Actor-Critic methods are provided in RLPack via rlpack.actor_critic package. In-Built can be used with Actor Critic agents to train an agent on the fly. Currently following variants have been implemented:

Method Description Keyword
A2C Synchronous Actor Critic Method "a2c"
A3C Asynchronous Actor Critic Method "`a3c`"

Actor-Critic methods implemented in RLPack support both continuous and discrete action spaces. To support both types of action spaces simultaneously, RLPack provides an argument distribution for actor critic methods to sample actions from. Currently, following distributions are available and accessible by keyword when using simulators.
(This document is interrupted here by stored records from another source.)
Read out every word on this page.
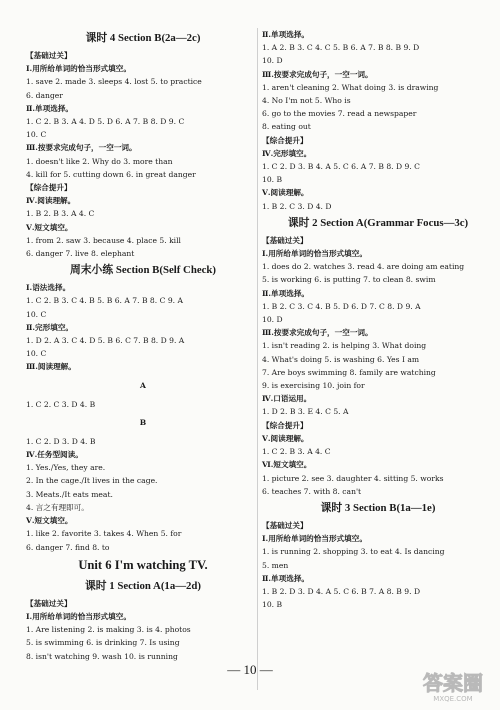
课时 4 Section B(2a—2c)
【基础过关】
Ⅰ.用所给单词的恰当形式填空。
1. save 2. made 3. sleeps 4. lost 5. to practice
6. danger
Ⅱ.单项选择。
1. C 2. B 3. A 4. D 5. D 6. A 7. B 8. D 9. C
10. C
Ⅲ.按要求完成句子，一空一词。
1. doesn't like 2. Why do 3. more than
4. kill for 5. cutting down 6. in great danger
【综合提升】
Ⅳ.阅读理解。
1. B 2. B 3. A 4. C
Ⅴ.短文填空。
1. from 2. saw 3. because 4. place 5. kill
6. danger 7. live 8. elephant
周末小练 Section B(Self Check)
Ⅰ.语法选择。
1. C 2. B 3. C 4. B 5. B 6. A 7. B 8. C 9. A
10. C
Ⅱ.完形填空。
1. D 2. A 3. C 4. D 5. B 6. C 7. B 8. D 9. A
10. C
Ⅲ.阅读理解。
A
1. C 2. C 3. D 4. B
B
1. C 2. D 3. D 4. B
Ⅳ.任务型阅读。
1. Yes./Yes, they are.
2. In the cage./It lives in the cage.
3. Meats./It eats meat.
4. 言之有理即可。
Ⅴ.短文填空。
1. like 2. favorite 3. takes 4. When 5. for
6. danger 7. find 8. to
Unit 6 I'm watching TV.
课时 1 Section A(1a—2d)
【基础过关】
Ⅰ.用所给单词的恰当形式填空。
1. Are listening 2. is making 3. is 4. photos
5. is swimming 6. is drinking 7. Is using
8. isn't watching 9. wash 10. is running
Ⅱ.单项选择。
1. A 2. B 3. C 4. C 5. B 6. A 7. B 8. B 9. D
10. D
Ⅲ.按要求完成句子，一空一词。
1. aren't cleaning 2. What doing 3. is drawing
4. No I'm not 5. Who is
6. go to the movies 7. read a newspaper
8. eating out
【综合提升】
Ⅳ.完形填空。
1. C 2. D 3. B 4. A 5. C 6. A 7. B 8. D 9. C
10. B
Ⅴ.阅读理解。
1. B 2. C 3. D 4. D
课时 2 Section A(Grammar Focus—3c)
【基础过关】
Ⅰ.用所给单词的恰当形式填空。
1. does do 2. watches 3. read 4. are doing am eating
5. is working 6. is putting 7. to clean 8. swim
Ⅱ.单项选择。
1. B 2. C 3. C 4. B 5. D 6. D 7. C 8. D 9. A
10. D
Ⅲ.按要求完成句子，一空一词。
1. isn't reading 2. is helping 3. What doing
4. What's doing 5. is washing 6. Yes I am
7. Are boys swimming 8. family are watching
9. is exercising 10. join for
Ⅳ.口语运用。
1. D 2. B 3. E 4. C 5. A
【综合提升】
Ⅴ.阅读理解。
1. C 2. B 3. A 4. C
Ⅵ.短文填空。
1. picture 2. see 3. daughter 4. sitting 5. works
6. teaches 7. with 8. can't
课时 3 Section B(1a—1e)
【基础过关】
Ⅰ.用所给单词的恰当形式填空。
1. is running 2. shopping 3. to eat 4. Is dancing
5. men
Ⅱ.单项选择。
1. B 2. D 3. D 4. A 5. C 6. B 7. A 8. B 9. D
10. B
— 10 —
答案圈
MXQE.COM
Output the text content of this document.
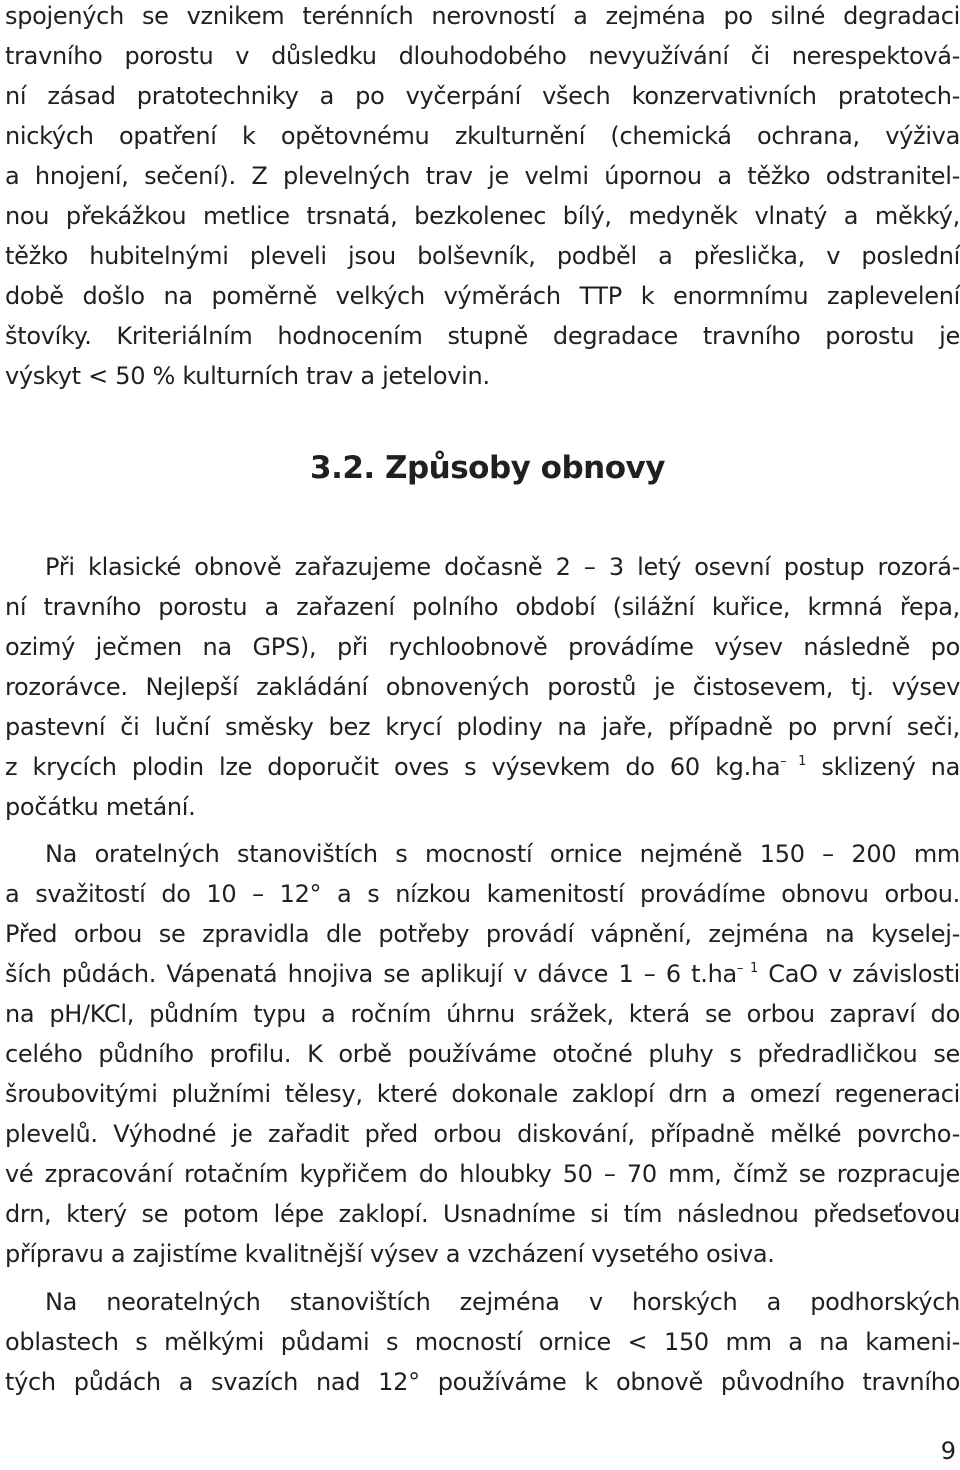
spojených se vznikem terénních nerovností a zejména po silné degradaci
travního porostu v důsledku dlouhodobého nevyužívání či nerespektová-
ní zásad pratotechniky a po vyčerpání všech konzervativních pratotech-
nických opatření k opětovnému zkulturnění (chemická ochrana, výživa
a hnojení, sečení). Z plevelných trav je velmi úpornou a těžko odstranitel-
nou překážkou metlice trsnatá, bezkolenec bílý, medyněk vlnatý a měkký,
těžko hubitelnými pleveli jsou bolševník, podběl a přeslička, v poslední
době došlo na poměrně velkých výměrách TTP k enormnímu zaplevelení
štovíky. Kriteriálním hodnocením stupně degradace travního porostu je
výskyt < 50 % kulturních trav a jetelovin.
3.2. Způsoby obnovy
Při klasické obnově zařazujeme dočasně 2 – 3 letý osevní postup rozorá-
ní travního porostu a zařazení polního období (silážní kuřice, krmná řepa,
ozimý ječmen na GPS), při rychloobnově provádíme výsev následně po
rozorávce. Nejlepší zakládání obnovených porostů je čistosevem, tj. výsev
pastevní či luční směsky bez krycí plodiny na jaře, případně po první seči,
z krycích plodin lze doporučit oves s výsevkem do 60 $kg.ha^{- 1}$ sklizený na
počátku metání.
Na oratelných stanovištích s mocností ornice nejméně 150 – 200 mm
a svažitostí do 10 – 12° a s nízkou kamenitostí provádíme obnovu orbou.
Před orbou se zpravidla dle potřeby provádí vápnění, zejména na kyselej-
ších půdách. Vápenatá hnojiva se aplikují v dávce 1 – 6 $t.ha^{- 1}$ CaO v závislosti
na pH/KCl, půdním typu a ročním úhrnu srážek, která se orbou zapraví do
celého půdního profilu. K orbě používáme otočné pluhy s předradličkou se
šroubovitými plužními tělesy, které dokonale zaklopí drn a omezí regeneraci
plevelů. Výhodné je zařadit před orbou diskování, případně mělké povrcho-
vé zpracování rotačním kypřičem do hloubky 50 – 70 mm, čímž se rozpracuje
drn, který se potom lépe zaklopí. Usnadníme si tím následnou předseťovou
přípravu a zajistíme kvalitnější výsev a vzcházení vysetého osiva.
Na neoratelných stanovištích zejména v horských a podhorských
oblastech s mělkými půdami s mocností ornice < 150 mm a na kameni-
tých půdách a svazích nad 12° používáme k obnově původního travního
9
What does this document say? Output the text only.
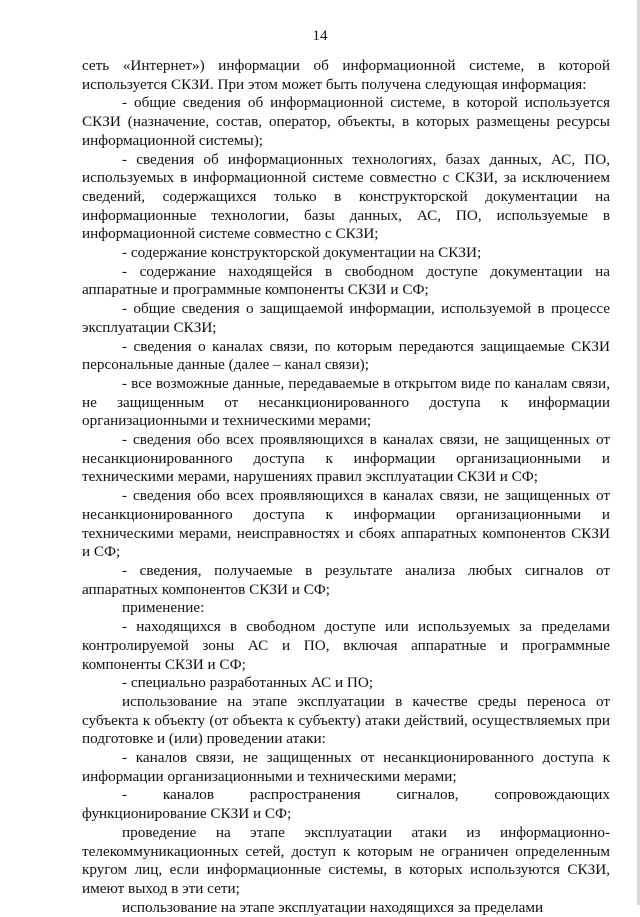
14

сеть «Интернет») информации об информационной системе, в которой используется СКЗИ. При этом может быть получена следующая информация:

- общие сведения об информационной системе, в которой используется СКЗИ (назначение, состав, оператор, объекты, в которых размещены ресурсы информационной системы);

- сведения об информационных технологиях, базах данных, АС, ПО, используемых в информационной системе совместно с СКЗИ, за исключением сведений, содержащихся только в конструкторской документации на информационные технологии, базы данных, АС, ПО, используемые в информационной системе совместно с СКЗИ;

- содержание конструкторской документации на СКЗИ;

- содержание находящейся в свободном доступе документации на аппаратные и программные компоненты СКЗИ и СФ;

- общие сведения о защищаемой информации, используемой в процессе эксплуатации СКЗИ;

- сведения о каналах связи, по которым передаются защищаемые СКЗИ персональные данные (далее – канал связи);

- все возможные данные, передаваемые в открытом виде по каналам связи, не защищенным от несанкционированного доступа к информации организационными и техническими мерами;

- сведения обо всех проявляющихся в каналах связи, не защищенных от несанкционированного доступа к информации организационными и техническими мерами, нарушениях правил эксплуатации СКЗИ и СФ;

- сведения обо всех проявляющихся в каналах связи, не защищенных от несанкционированного доступа к информации организационными и техническими мерами, неисправностях и сбоях аппаратных компонентов СКЗИ и СФ;

- сведения, получаемые в результате анализа любых сигналов от аппаратных компонентов СКЗИ и СФ;

применение:

- находящихся в свободном доступе или используемых за пределами контролируемой зоны АС и ПО, включая аппаратные и программные компоненты СКЗИ и СФ;

- специально разработанных АС и ПО;

использование на этапе эксплуатации в качестве среды переноса от субъекта к объекту (от объекта к субъекту) атаки действий, осуществляемых при подготовке и (или) проведении атаки:

- каналов связи, не защищенных от несанкционированного доступа к информации организационными и техническими мерами;

- каналов распространения сигналов, сопровождающих функционирование СКЗИ и СФ;

проведение на этапе эксплуатации атаки из информационно-телекоммуникационных сетей, доступ к которым не ограничен определенным кругом лиц, если информационные системы, в которых используются СКЗИ, имеют выход в эти сети;

использование на этапе эксплуатации находящихся за пределами
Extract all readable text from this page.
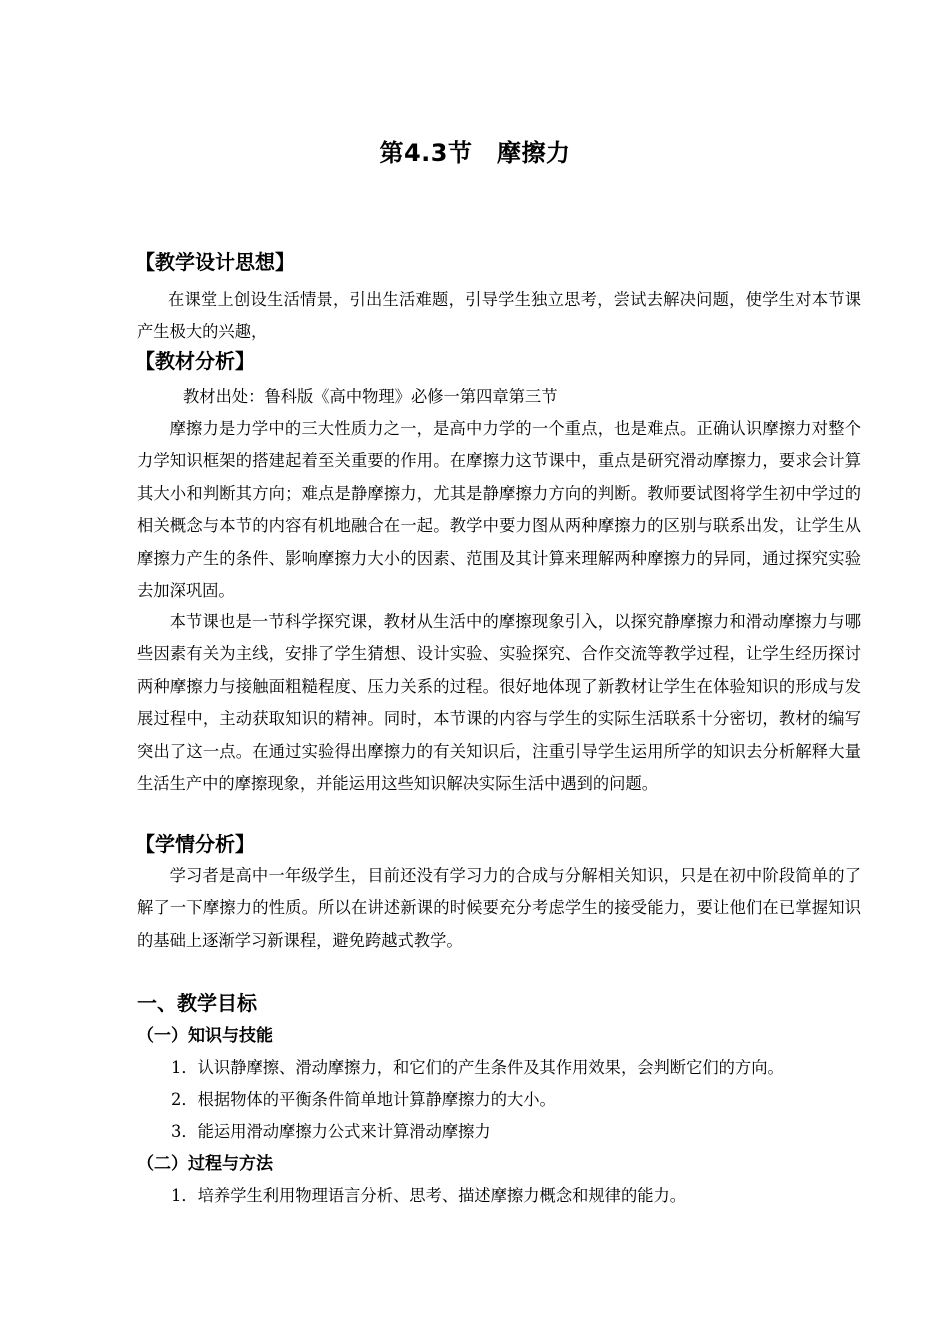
第4.3节　摩擦力
【教学设计思想】
在课堂上创设生活情景，引出生活难题，引导学生独立思考，尝试去解决问题，使学生对本节课产生极大的兴趣，
【教材分析】
教材出处：鲁科版《高中物理》必修一第四章第三节
摩擦力是力学中的三大性质力之一，是高中力学的一个重点，也是难点。正确认识摩擦力对整个力学知识框架的搭建起着至关重要的作用。在摩擦力这节课中，重点是研究滑动摩擦力，要求会计算其大小和判断其方向；难点是静摩擦力，尤其是静摩擦力方向的判断。教师要试图将学生初中学过的相关概念与本节的内容有机地融合在一起。教学中要力图从两种摩擦力的区别与联系出发，让学生从摩擦力产生的条件、影响摩擦力大小的因素、范围及其计算来理解两种摩擦力的异同，通过探究实验去加深巩固。
本节课也是一节科学探究课，教材从生活中的摩擦现象引入，以探究静摩擦力和滑动摩擦力与哪些因素有关为主线，安排了学生猜想、设计实验、实验探究、合作交流等教学过程，让学生经历探讨两种摩擦力与接触面粗糙程度、压力关系的过程。很好地体现了新教材让学生在体验知识的形成与发展过程中，主动获取知识的精神。同时，本节课的内容与学生的实际生活联系十分密切，教材的编写突出了这一点。在通过实验得出摩擦力的有关知识后，注重引导学生运用所学的知识去分析解释大量生活生产中的摩擦现象，并能运用这些知识解决实际生活中遇到的问题。
【学情分析】
学习者是高中一年级学生，目前还没有学习力的合成与分解相关知识，只是在初中阶段简单的了解了一下摩擦力的性质。所以在讲述新课的时候要充分考虑学生的接受能力，要让他们在已掌握知识的基础上逐渐学习新课程，避免跨越式教学。
一、教学目标
（一）知识与技能
1．认识静摩擦、滑动摩擦力，和它们的产生条件及其作用效果，会判断它们的方向。
2．根据物体的平衡条件简单地计算静摩擦力的大小。
3．能运用滑动摩擦力公式来计算滑动摩擦力
（二）过程与方法
1．培养学生利用物理语言分析、思考、描述摩擦力概念和规律的能力。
Distribution Description Keyword
Normal The Normal distribution (for continuous action spaces). More info can be found here. "normal"
LogNormal The LogNormal distribution (for continuous action spaces). More info can be found here. "log_normal"
multivariate_normal The Multivariate Normal distribution (for continuous action spaces). More info can be found [here] (https://pytorch.org/docs/stable/distributions.html#multivariatenormal) "multivariate_normal"
Categorical The Categorical distribution (for discrete action spaces). More info can be found here. "categorical"
Binomial The Binomial distribution (for discrete action spaces). More info can be found here. "binomial"
Bernoulli The Bernoulli distribution (for discrete action spaces). More info can be found here "bernoulli"

Since Actor Critic implementations in RLPack support both continuous and discrete action spaces, all methods have an argument action_space. You must pass this argument in the following way:

  • Continuous case: In this case, you must the argument as a list of two elements.
    • First element of the list will have output features desired from policy model. This is directly unpacked into the distribution object selected with distribution, hence make sure to check the arguments for the distribution you are passing. Generally the policy model in continuous case must output the statistics for probability distribution selected.
    • Second element of the list will have the output shape of the action as list. This shape is used to sample from the given distribution.
    • An example: If we have passed normal distribution and action is expected to be of shape (1,), then the action_space would be [2, [1]], where 2 represents the no. of features in output of the policy model (for loc (mean) and scale (standard deviation), and [1] is the desired action shape.
  • Discrete case: In this case, you can simply pass an integer representing the number of actions for the environment. For example if agent can take four actions in the environment, we simply pass 4.